Il mondo ESG si è trasformato in un labirinto di norme e linee guida. Se devi produrre un unico documento che risponda sia ai requisiti ESRS sia a quelli ISSB, la sfida è reale ma affrontabile. Ecco perché, nella pratica, non esiste ancora un modello “one-size-fits-all”: bisogna concatenare i due standard con attenzione ai dettagli. L’obiettivo di questa guida è trasformare quell’incertezza in una ricetta di successo, basata su esempi di aziende che hanno già fatto il passo.
Comprendere le radici di ESRS e ISSB
ESRS nasce dalla normativa europea, con l’intento di standardizzare la rendicontazione ESG all’interno del mercato unico. Il focus è sulla “materialità” determinata dall’Unione Europea, e il framework è costruito attorno a quattro temi: Climate, human rights, governance e circular economy. D’altra parte, ISSB è la proposta dell’International Sustainability Standards Board, che mira a garantire la comparabilità globale. Qui la materia centrale si snoda su transparenza finanziaria, rischio, opportunità e impatti.
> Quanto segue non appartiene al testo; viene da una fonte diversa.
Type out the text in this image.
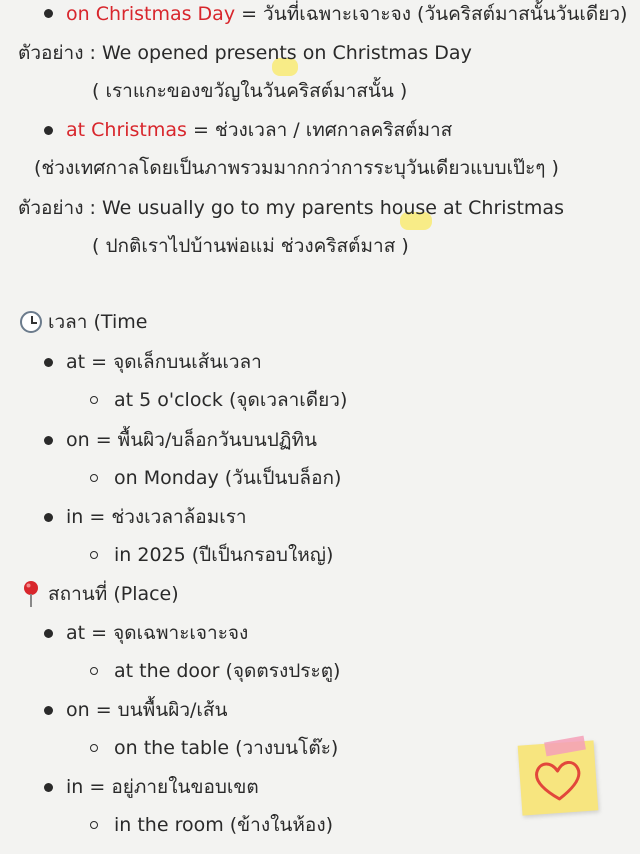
on Christmas Day = วันที่เฉพาะเจาะจง (วันคริสต์มาสนั้นวันเดียว)
ตัวอย่าง : We opened presents on Christmas Day
( เราแกะของขวัญในวันคริสต์มาสนั้น )
at Christmas = ช่วงเวลา / เทศกาลคริสต์มาส
(ช่วงเทศกาลโดยเป็นภาพรวมมากกว่าการระบุวันเดียวแบบเป๊ะๆ )
ตัวอย่าง : We usually go to my parents house at Christmas
( ปกติเราไปบ้านพ่อแม่ ช่วงคริสต์มาส )
เวลา (Time
at = จุดเล็กบนเส้นเวลา
at 5 o'clock (จุดเวลาเดียว)
on = พื้นผิว/บล็อกวันบนปฏิทิน
on Monday (วันเป็นบล็อก)
in = ช่วงเวลาล้อมเรา
in 2025 (ปีเป็นกรอบใหญ่)
สถานที่ (Place)
at = จุดเฉพาะเจาะจง
at the door (จุดตรงประตู)
on = บนพื้นผิว/เส้น
on the table (วางบนโต๊ะ)
in = อยู่ภายในขอบเขต
in the room (ข้างในห้อง)
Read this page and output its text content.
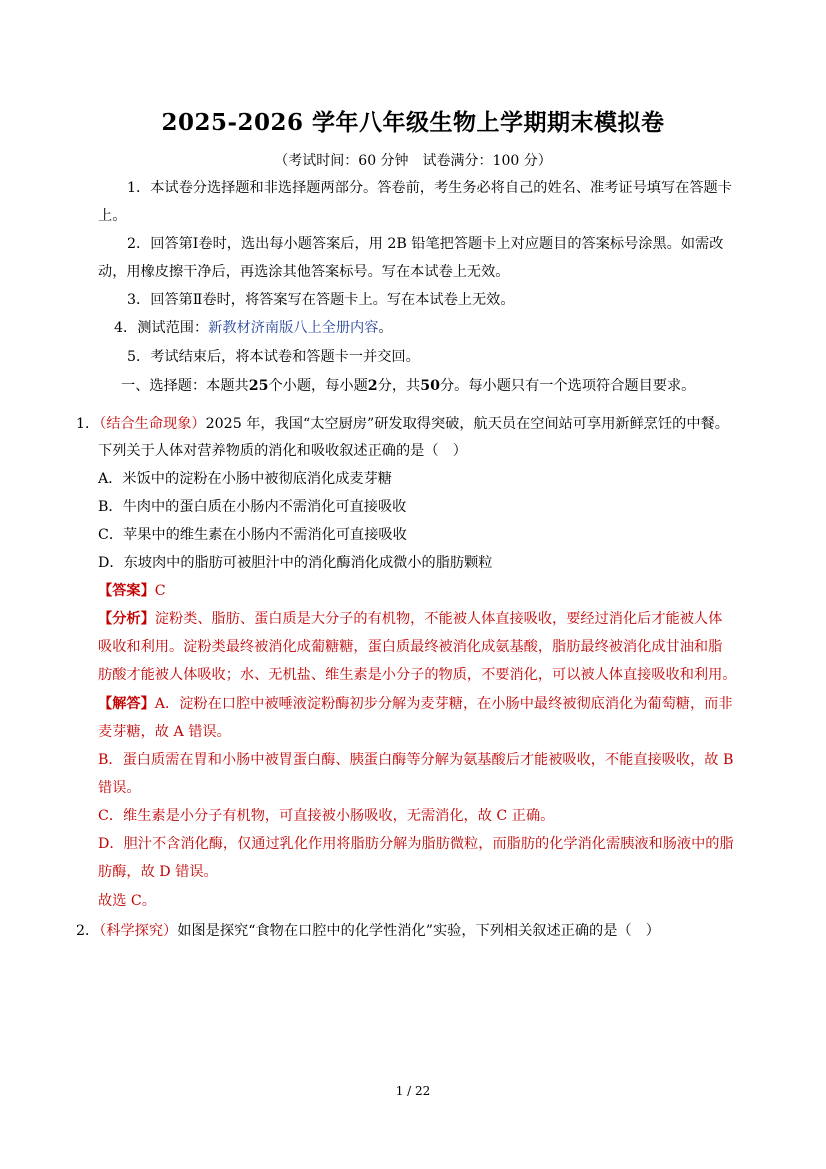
2025-2026 学年八年级生物上学期期末模拟卷
（考试时间：60 分钟　试卷满分：100 分）
1．本试卷分选择题和非选择题两部分。答卷前，考生务必将自己的姓名、准考证号填写在答题卡
上。
2．回答第Ⅰ卷时，选出每小题答案后，用 2B 铅笔把答题卡上对应题目的答案标号涂黑。如需改
动，用橡皮擦干净后，再选涂其他答案标号。写在本试卷上无效。
3．回答第Ⅱ卷时，将答案写在答题卡上。写在本试卷上无效。
4．测试范围：新教材济南版八上全册内容。
5．考试结束后，将本试卷和答题卡一并交回。
一、选择题：本题共25个小题，每小题2分，共50分。每小题只有一个选项符合题目要求。
1．（结合生命现象）2025 年，我国“太空厨房”研发取得突破，航天员在空间站可享用新鲜烹饪的中餐。
下列关于人体对营养物质的消化和吸收叙述正确的是（　）
A．米饭中的淀粉在小肠中被彻底消化成麦芽糖
B．牛肉中的蛋白质在小肠内不需消化可直接吸收
C．苹果中的维生素在小肠内不需消化可直接吸收
D．东坡肉中的脂肪可被胆汁中的消化酶消化成微小的脂肪颗粒
【答案】C
【分析】淀粉类、脂肪、蛋白质是大分子的有机物，不能被人体直接吸收，要经过消化后才能被人体
吸收和利用。淀粉类最终被消化成葡糖糖，蛋白质最终被消化成氨基酸，脂肪最终被消化成甘油和脂
肪酸才能被人体吸收；水、无机盐、维生素是小分子的物质，不要消化，可以被人体直接吸收和利用。
【解答】A．淀粉在口腔中被唾液淀粉酶初步分解为麦芽糖，在小肠中最终被彻底消化为葡萄糖，而非
麦芽糖，故 A 错误。
B．蛋白质需在胃和小肠中被胃蛋白酶、胰蛋白酶等分解为氨基酸后才能被吸收，不能直接吸收，故 B
错误。
C．维生素是小分子有机物，可直接被小肠吸收，无需消化，故 C 正确。
D．胆汁不含消化酶，仅通过乳化作用将脂肪分解为脂肪微粒，而脂肪的化学消化需胰液和肠液中的脂
肪酶，故 D 错误。
故选 C。
2．（科学探究）如图是探究“食物在口腔中的化学性消化”实验，下列相关叙述正确的是（　）
1 / 22
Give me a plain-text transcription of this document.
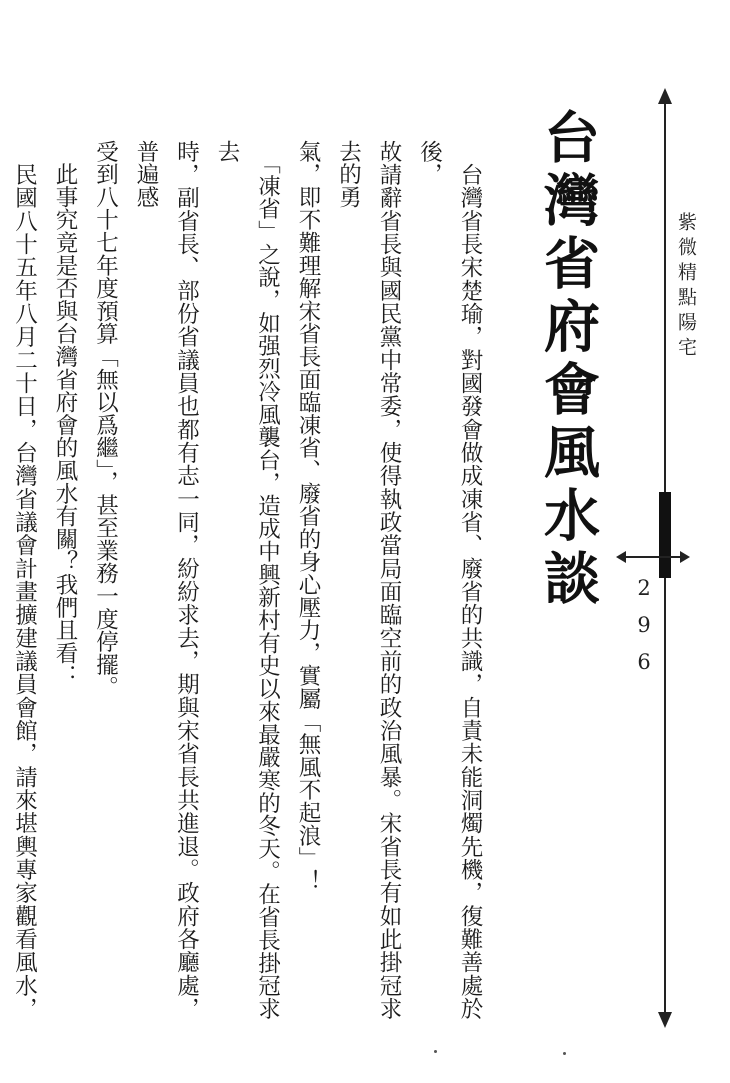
紫微精點陽宅
2
9
6
台灣省府會風水談
　台灣省長宋楚瑜，對國發會做成凍省、廢省的共識，自責未能洞燭先機，復難善處於後，
故請辭省長與國民黨中常委，使得執政當局面臨空前的政治風暴。宋省長有如此掛冠求去的勇
氣，即不難理解宋省長面臨凍省、廢省的身心壓力，實屬「無風不起浪」！
　「凍省」之說，如强烈冷風襲台，造成中興新村有史以來最嚴寒的冬天。在省長掛冠求去
時，副省長、部份省議員也都有志一同，紛紛求去，期與宋省長共進退。政府各廳處，普遍感
受到八十七年度預算「無以爲繼」，甚至業務一度停擺。
　此事究竟是否與台灣省府會的風水有關？我們且看：
　民國八十五年八月二十日，台灣省議會計畫擴建議員會館，請來堪輿專家觀看風水，
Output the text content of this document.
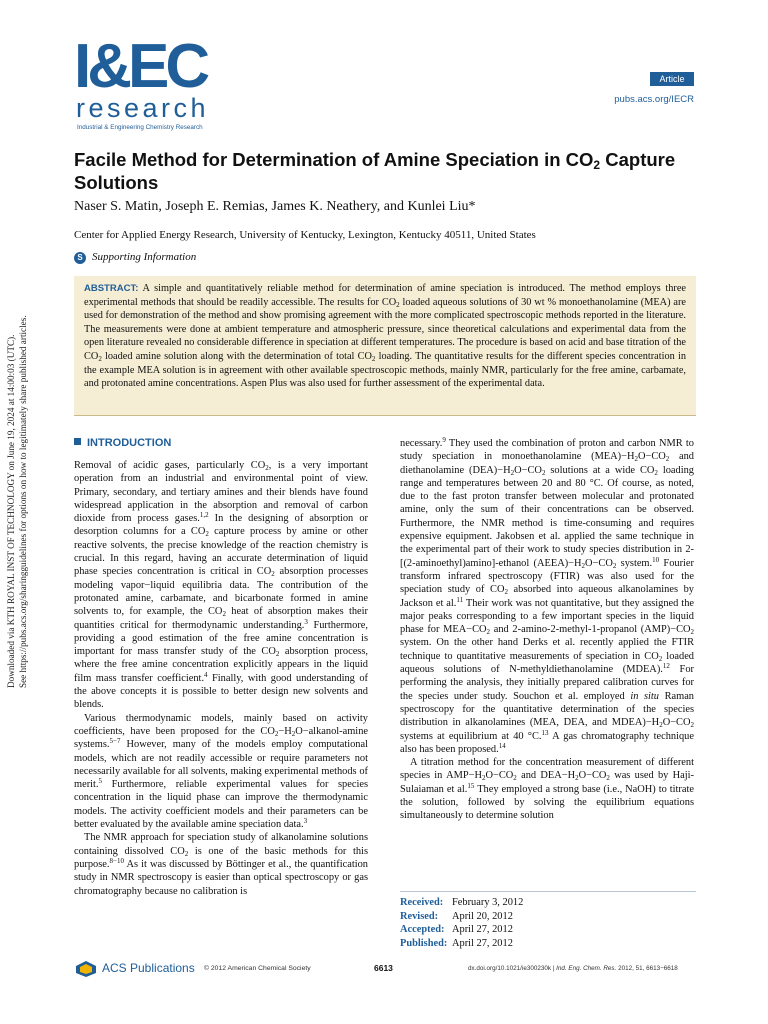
Downloaded via KTH ROYAL INST OF TECHNOLOGY on June 19, 2024 at 14:00:03 (UTC). See https://pubs.acs.org/sharingguidelines for options on how to legitimately share published articles.
I&EC
research
Industrial & Engineering Chemistry Research
Article
pubs.acs.org/IECR
Facile Method for Determination of Amine Speciation in $CO_2$ Capture Solutions
Naser S. Matin, Joseph E. Remias, James K. Neathery, and Kunlei Liu*
Center for Applied Energy Research, University of Kentucky, Lexington, Kentucky 40511, United States
S Supporting Information

ABSTRACT: A simple and quantitatively reliable method for determination of amine speciation is introduced. The method employs three experimental methods that should be readily accessible. The results for $CO_2$ loaded aqueous solutions of 30 wt % monoethanolamine (MEA) are used for demonstration of the method and show promising agreement with the more complicated spectroscopic methods reported in the literature. The measurements were done at ambient temperature and atmospheric pressure, since theoretical calculations and experimental data from the open literature revealed no considerable difference in speciation at different temperatures. The procedure is based on acid and base titration of the $CO_2$ loaded amine solution along with the determination of total $CO_2$ loading. The quantitative results for the different species concentration in the example MEA solution is in agreement with other available spectroscopic methods, mainly NMR, particularly for the free amine, carbamate, and protonated amine concentrations. Aspen Plus was also used for further assessment of the experimental data.

INTRODUCTION

Removal of acidic gases, particularly $CO_2$, is a very important operation from an industrial and environmental point of view. Primary, secondary, and tertiary amines and their blends have found widespread application in the absorption and removal of carbon dioxide from process gases.$^{1,2}$ In the designing of absorption or desorption columns for a $CO_2$ capture process by amine or other reactive solvents, the precise knowledge of the reaction chemistry is crucial. In this regard, having an accurate determination of liquid phase species concentration is critical in $CO_2$ absorption processes modeling vapor−liquid equilibria data. The contribution of the protonated amine, carbamate, and bicarbonate formed in amine solvents to, for example, the $CO_2$ heat of absorption makes their quantities critical for thermodynamic understanding.$^3$ Furthermore, providing a good estimation of the free amine concentration is important for mass transfer study of the $CO_2$ absorption process, where the free amine concentration explicitly appears in the liquid film mass transfer coefficient.$^4$ Finally, with good understanding of the above concepts it is possible to better design new solvents and blends.

Various thermodynamic models, mainly based on activity coefficients, have been proposed for the $CO_2-H_2O-alkanol$-amine systems.$^{5-7}$ However, many of the models employ computational models, which are not readily accessible or require parameters not necessarily available for all solvents, making experimental methods of merit.$^5$ Furthermore, reliable experimental values for species concentration in the liquid phase can improve the thermodynamic models. The activity coefficient models and their parameters can be better evaluated by the available amine speciation data.$^3$

The NMR approach for speciation study of alkanolamine solutions containing dissolved $CO_2$ is one of the basic methods for this purpose.$^{8-10}$ As it was discussed by Böttinger et al., the quantification study in NMR spectroscopy is easier than optical spectroscopy or gas chromatography because no calibration is

necessary.$^9$ They used the combination of proton and carbon NMR to study speciation in monoethanolamine $(MEA)-H_2O-CO_2$ and diethanolamine $(DEA)-H_2O-CO_2$ solutions at a wide $CO_2$ loading range and temperatures between 20 and 80 °C. Of course, as noted, due to the fast proton transfer between molecular and protonated amine, only the sum of their concentrations can be observed. Furthermore, the NMR method is time-consuming and requires expensive equipment. Jakobsen et al. applied the same technique in the experimental part of their work to study species distribution in 2-[(2-aminoethyl)amino]-ethanol $(AEEA)-H_2O-CO_2$ system.$^{10}$ Fourier transform infrared spectroscopy (FTIR) was also used for the speciation study of $CO_2$ absorbed into aqueous alkanolamines by Jackson et al.$^{11}$ Their work was not quantitative, but they assigned the major peaks corresponding to a few important species in the liquid phase for $MEA-CO_2$ and 2-amino-2-methyl-1-propanol $(AMP)-CO_2$ system. On the other hand Derks et al. recently applied the FTIR technique to quantitative measurements of speciation in $CO_2$ loaded aqueous solutions of N-methyldiethanolamine (MDEA).$^{12}$ For performing the analysis, they initially prepared calibration curves for the species under study. Souchon et al. employed in situ Raman spectroscopy for the quantitative determination of the species distribution in alkanolamines (MEA, DEA, and $MDEA)-H_2O-CO_2$ systems at equilibrium at 40 °C.$^{13}$ A gas chromatography technique also has been proposed.$^{14}$

A titration method for the concentration measurement of different species in $AMP-H_2O-CO_2$ and $DEA-H_2O-CO_2$ was used by Haji-Sulaiaman et al.$^{15}$ They employed a strong base (i.e., NaOH) to titrate the solution, followed by solving the equilibrium equations simultaneously to determine solution

Received: February 3, 2012
Revised: April 20, 2012
Accepted: April 27, 2012
Published: April 27, 2012
ACS Publications © 2012 American Chemical Society	6613	dx.doi.org/10.1021/ie300230k | Ind. Eng. Chem. Res. 2012, 51, 6613−6618
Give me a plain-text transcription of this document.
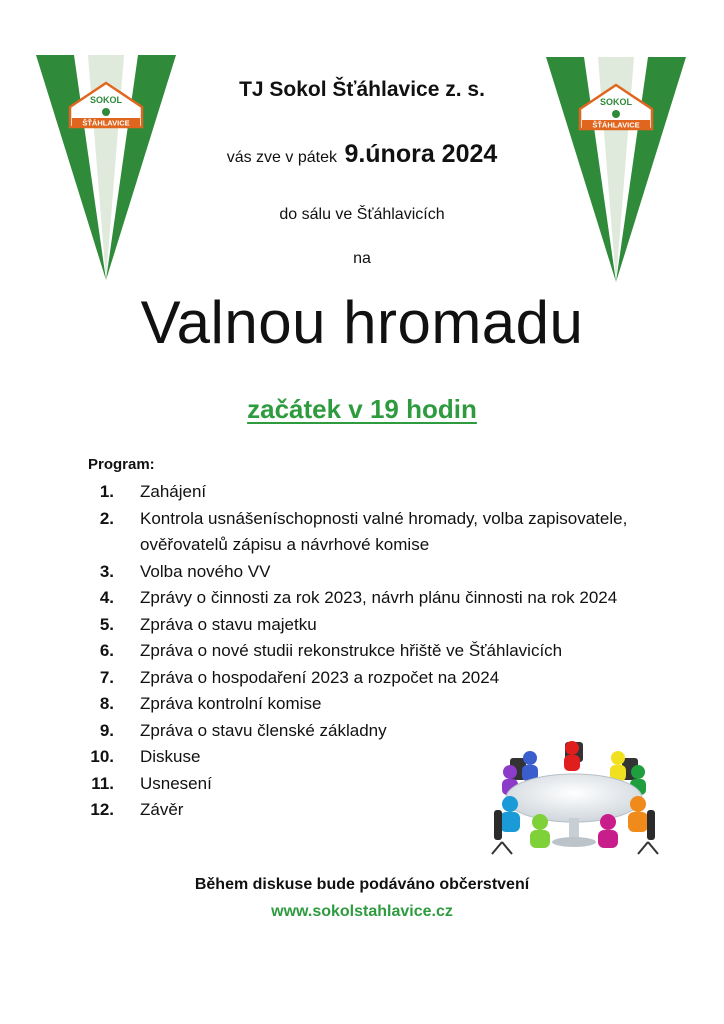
SOKOL
ŠŤÁHLAVICE
SOKOL
ŠŤÁHLAVICE
TJ Sokol Šťáhlavice z. s.
vás zve v pátek 9.února 2024
do sálu ve Šťáhlavicích
na
Valnou hromadu
začátek v 19 hodin
Program:
1. Zahájení
2. Kontrola usnášeníschopnosti valné hromady, volba zapisovatele, ověřovatelů zápisu a návrhové komise
3. Volba nového VV
4. Zprávy o činnosti za rok 2023, návrh plánu činnosti na rok 2024
5. Zpráva o stavu majetku
6. Zpráva o nové studii rekonstrukce hřiště ve Šťáhlavicích
7. Zpráva o hospodaření 2023 a rozpočet na 2024
8. Zpráva kontrolní komise
9. Zpráva o stavu členské základny
10. Diskuse
11. Usnesení
12. Závěr
Během diskuse bude podáváno občerstvení
www.sokolstahlavice.cz
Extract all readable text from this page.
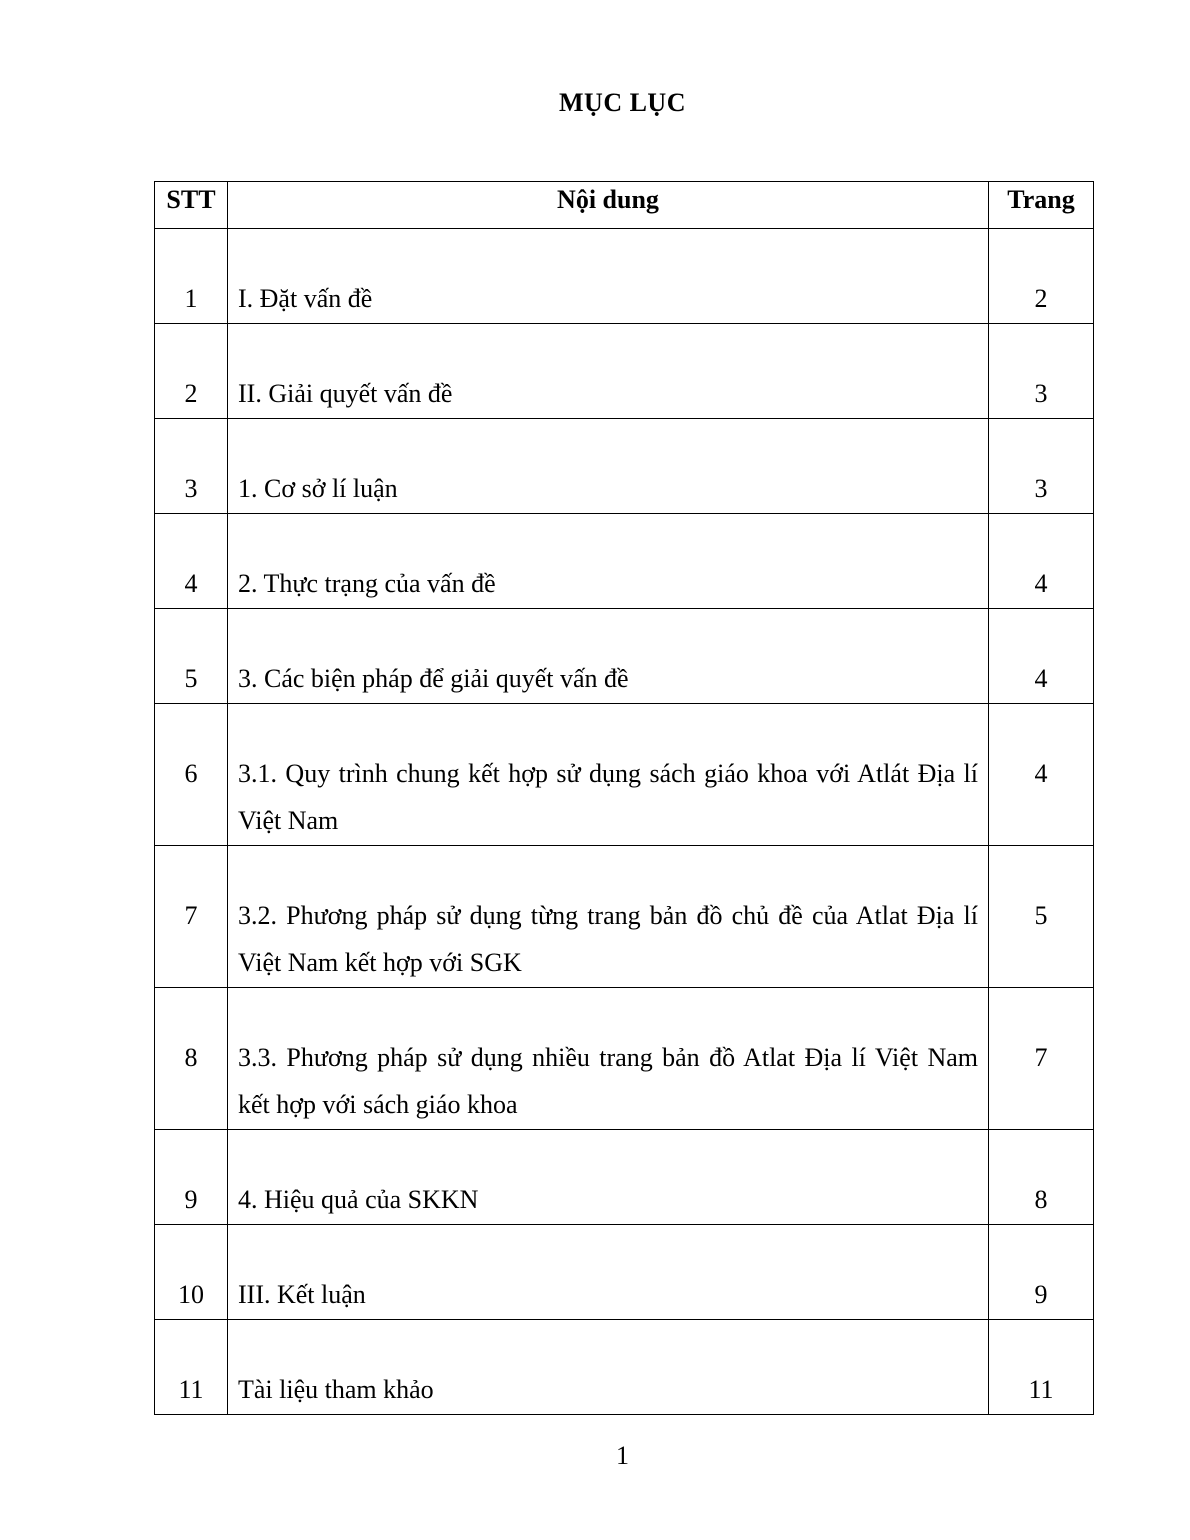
MỤC LỤC
STT	Nội dung	Trang
1	I. Đặt vấn đề	2
2	II. Giải quyết vấn đề	3
3	1. Cơ sở lí luận	3
4	2. Thực trạng của vấn đề	4
5	3. Các biện pháp để giải quyết vấn đề	4
6	3.1. Quy trình chung kết hợp sử dụng sách giáo khoa với Atlát Địa lí Việt Nam	4
7	3.2. Phương pháp sử dụng từng trang bản đồ chủ đề của Atlat Địa lí Việt Nam kết hợp với SGK	5
8	3.3. Phương pháp sử dụng nhiều trang bản đồ Atlat Địa lí Việt Nam kết hợp với sách giáo khoa	7
9	4. Hiệu quả của SKKN	8
10	III. Kết luận	9
11	Tài liệu tham khảo	11
1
Il primo passo pratico è quindi stabilire una mappa delle tematiche in comune: “Brexit non è rilevante a livello di ESG”, ma la “materialità” può ancora differire. È quindi fondamentale condurre una valutazione di materialità convergente, scegliendo soglie che soddisfino entrambe le linee guida.
Sincronizzare i formati: dove si occupano e dove si sovrappongono
Il cuore dell’integrazione risiede nel modo in cui i due standard definiscono le metriche. ESRS richiede spesso metriche specifiche per lo Stato membro, mentre ISSB propone indicazioni più generiche ma applicabili a livello globale. Per non perdere tempo, è utile costruire una matrice di equivalenza:
- ESRS 1: reporting finanziario + ESG? → ISSB 1: Relazione integrata
- ESRS 2: Climate? → ISSB 4: Climate change
- ESRS 6: Governance? → ISSB 6: Governance
Una volta lette le colonne, il passo successivo è rivedere le definizioni operative. Per esempio, emissioni di CO₂ in ESRS necessitano di un “scope 1 + 2”, mentre ISSB si focalizza sul “total carbon footprint”. Se si trova un gap, si deve scegliere la metrica più robusta e documentarla.
Creare un report unico: struttura concreta e workflow operativo
Con la mappa in mano, il documento finale è strutturato in tre grandi blocchi: 1) Executive summary, 2) Analisi dei KPI, 3) Azioni future e roadmap. Il primo blocco sintetizza gli obiettivi ESG e la strategia di azienda. Il secondo blocco presenta i KPI con una tabella radice: ognuno si leggera a un “codice ESRS/ISSB”. Infine, la roadmap mostra le azioni in corso, con una timeline definita in KPI Q1, Q2, Q3, Q4.
È indispensabile usare un software di reporting che permetta di inserire due codici simultaneamente, evitando duplication. L’approccio è di molti, ma il segreto sta nel mantenere una lingua comune tra il team finanziario e quello ESG, per sfruttare gli standard di qualità dei dati piattaforma. Un esempio pratico: un’azienda manifatturiera di 500 dipendenti ha creato una dashboard con Power BI, dove ogni KPI è marcato con “ESRS-2022” e “ISSB-2022” contemporaneamente. In questo modo, la contabilità riesce a verificare la polarità degli indicatori.
Le ultime età del report mettono in evidenza non solo i numeri, ma anche la narrazione strategica. La conclusione sarà un elemento visivo, il “storyboard”, che illustra come i dati raccolti trasformino le operazioni in benefici tangibili. Da qui, la reportistica diventa un documento vivente, pronto a essere aggiornato in base ai prerequisiti ESG.